HRH Prince Henri, Count of Paris, de jure Henri VII

EDIT/UPDATE: I found this quote from Claude de Seyssel, a Savoyard jurist and advisor to Louis XII:

And the first speciatie that I find good there is that the kingdom goes by male succession, without being able to fall into the hands of a woman, according to the law that the French call “salic”, which is a very good thing. Because, falling in a feminine line, it comes into the hands and power [it can come into power] of a man of strange nation, which is pernicious and dangerous thing: yet that which comes from such a strange nation [the one who comes from strange nation]is other food and condition and has other mores, other language and other way of living than those of the country where it comes to dominate. And if it is common to advance those of his nation, and to give them the greatest and most important authority in the handling of affairs; and more preferring them to honors and profits; yet he always has more love and confidence in them, and conforms more to their mores and conditions than to those of the country where he comes again. Whose ensuing desire and dissention between those of the country and the foreigners, and indignation against the princes, as we often saw by experience and see it every day. Also, coming from the successors of male to male, the heir is always certain and if is of the same blood of those who have been before. [1557: incontinent that] the other is bankrupt, even though he is in a distant degree and there are daughters of the deceased, without there being any mutation or difficulty, as we have seen at the death of King Charles VIII and King Louis XII last deceased. And how much more than at other times before, there were great questions and disputes for such occasions (which ensued [ ensuivies ] great wars, persecutions and desolations in the kingdom), but it was more on other occasions (under the color of such quarrels, still that they were known to be frivolous and ill-founded) than for reason. And if things finally come to their righteousness and are so established that there can be no dispute or difficulty with it at any time. And I understood, in describing this Monarchy, [And, to prove and maintain what I said about the perfection of the Monarchy of France, I understood, by describing this collection,] the State of France as it is now, joining the old laws, customs and observances with the new and more recent ones.
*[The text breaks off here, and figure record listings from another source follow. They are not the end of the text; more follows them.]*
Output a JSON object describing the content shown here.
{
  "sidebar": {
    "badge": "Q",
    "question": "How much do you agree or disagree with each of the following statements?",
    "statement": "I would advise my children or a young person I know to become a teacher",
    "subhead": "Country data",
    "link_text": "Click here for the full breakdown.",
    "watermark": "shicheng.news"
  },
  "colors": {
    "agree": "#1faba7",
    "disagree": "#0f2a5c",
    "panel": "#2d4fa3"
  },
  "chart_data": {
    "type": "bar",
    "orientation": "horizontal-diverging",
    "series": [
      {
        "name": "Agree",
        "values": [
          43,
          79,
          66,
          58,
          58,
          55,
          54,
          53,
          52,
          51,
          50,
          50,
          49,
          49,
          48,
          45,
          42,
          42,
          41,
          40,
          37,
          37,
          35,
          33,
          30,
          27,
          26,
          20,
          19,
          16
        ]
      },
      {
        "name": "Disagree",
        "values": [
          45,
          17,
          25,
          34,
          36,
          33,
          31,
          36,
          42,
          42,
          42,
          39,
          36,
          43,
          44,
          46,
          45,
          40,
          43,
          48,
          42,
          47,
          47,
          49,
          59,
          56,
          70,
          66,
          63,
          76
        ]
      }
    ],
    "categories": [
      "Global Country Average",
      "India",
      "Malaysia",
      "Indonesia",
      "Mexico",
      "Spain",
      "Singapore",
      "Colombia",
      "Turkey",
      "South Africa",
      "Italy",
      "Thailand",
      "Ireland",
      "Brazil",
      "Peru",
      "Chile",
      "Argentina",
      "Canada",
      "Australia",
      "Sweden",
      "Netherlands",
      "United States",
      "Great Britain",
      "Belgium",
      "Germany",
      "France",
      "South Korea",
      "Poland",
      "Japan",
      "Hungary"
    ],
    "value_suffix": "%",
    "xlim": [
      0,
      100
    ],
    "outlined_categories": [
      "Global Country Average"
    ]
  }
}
What Seyssel called “other mores” and “other way of living” is exactly what I mean by spirit. Each nation has its own way of living. France is French and Spain is Spanish. Seyssel’s writing demonstrates that there was a clear understanding of this in the 16th century, and this understanding was used to justify the Salic law in keeping France out of foreign hands.

Seyssel’s understanding is unlikely to support giving the crown to a person of Spanish habits and mores.

It should likewise come as no surprise that the Royal Almanac of 1821 has the Houses of Bourbon-Orleans and Bourbon-Conde ahead of the Spanish Bourbons.